Today is Ada Lovelace Day - a celebration of the achievements of a Victorian Mathematician who is often referred to as the first computer programmer for her work in the 1800s with inventor Charles Babbage.
To mark the occasion, the Science Museum in London opened a free exhibition today highlighting the work and life of the "Victorian pioneer of the computer age."
Ada Lovelace or Ada Gordon was the only child of infamous poet George Gordon (Lord Byron) and Annabella Milbanke. Lovelace was born on 10 December 1815. Since childhood, she had a fascination for mathematics and machines. She studied the subjects of maths and science at a time when it was difficult for any woman to have access to these subjects.
Lovelace was first introduced to Charles Babbage, the Lucasian Professor of Mathematics and the "Father of Computers" in 1833. She was given the name "Enchantress of Numbers" by Babbage. This was the time when Babbage had already achieved fame for his vision of a gigantic clockwork calculating machine. In 1842, Lovelace got a short article for translation. The article - written by the Italian mathematician Luigi Menabrea and describing the Analytical Engine - was to be published in England. Babbage assigned Lovelace the job of expanding the article as she was known for her good understanding of machines.
The article written by Lovelace was over three times the length of the original article. It described computer programs and prophetic-style observations on the future use of the machines, such as in creation of music, manipulation of symbols, etc. The programs written by Lovelace were found to be most detailed and complete, and were the first programs to be published in England.
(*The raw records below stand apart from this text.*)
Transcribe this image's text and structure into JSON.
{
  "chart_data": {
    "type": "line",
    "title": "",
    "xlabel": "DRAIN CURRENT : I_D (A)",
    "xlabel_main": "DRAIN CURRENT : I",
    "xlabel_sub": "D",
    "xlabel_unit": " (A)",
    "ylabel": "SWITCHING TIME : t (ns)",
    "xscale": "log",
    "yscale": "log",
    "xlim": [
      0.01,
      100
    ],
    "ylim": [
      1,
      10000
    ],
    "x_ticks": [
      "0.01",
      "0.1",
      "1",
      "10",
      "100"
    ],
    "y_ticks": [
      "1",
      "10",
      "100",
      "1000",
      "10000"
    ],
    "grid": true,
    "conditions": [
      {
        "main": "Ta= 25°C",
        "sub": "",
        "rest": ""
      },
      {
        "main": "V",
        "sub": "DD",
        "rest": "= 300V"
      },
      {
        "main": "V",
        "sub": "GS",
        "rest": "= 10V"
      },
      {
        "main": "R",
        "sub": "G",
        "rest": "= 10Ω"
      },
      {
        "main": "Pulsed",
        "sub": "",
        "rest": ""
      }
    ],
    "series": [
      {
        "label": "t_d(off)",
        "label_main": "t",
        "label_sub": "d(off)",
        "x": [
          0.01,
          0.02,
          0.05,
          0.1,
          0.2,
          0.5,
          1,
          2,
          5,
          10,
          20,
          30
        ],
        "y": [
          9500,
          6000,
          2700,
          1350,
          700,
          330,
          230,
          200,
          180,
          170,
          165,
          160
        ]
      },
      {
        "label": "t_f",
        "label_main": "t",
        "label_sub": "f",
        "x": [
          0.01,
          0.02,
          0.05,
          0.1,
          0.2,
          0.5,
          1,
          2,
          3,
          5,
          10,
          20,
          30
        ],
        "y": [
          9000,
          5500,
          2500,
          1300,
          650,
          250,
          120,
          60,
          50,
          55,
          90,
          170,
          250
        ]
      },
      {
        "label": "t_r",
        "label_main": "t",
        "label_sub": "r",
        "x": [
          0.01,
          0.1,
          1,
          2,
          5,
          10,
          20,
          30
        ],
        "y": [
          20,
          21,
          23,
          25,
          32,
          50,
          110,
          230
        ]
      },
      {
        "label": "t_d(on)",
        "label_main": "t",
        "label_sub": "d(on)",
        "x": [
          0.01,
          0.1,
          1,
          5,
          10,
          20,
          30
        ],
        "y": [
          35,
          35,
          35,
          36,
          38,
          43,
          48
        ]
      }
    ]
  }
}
For writing such elaborate programs, she was later referred to as the "the first computer programmer".
The Science Museum exhibition will display Lovelace's portraits, letters and notes containing "the first published algorithm for the Analytical Engine" and demonstrating Lovelace's "understanding of the Engine's potential".
The exhibition will also display prototype Difference Engine No. 1 and subsequent Analytical Engine made by Charles Babbage.
"A series of complementary events – Evening Exchange – will explore the interfaces between art and science, technology and design, numbers and music." the museum informed.
The exhibition is open from 10 am to 6 pm daily until 31 March.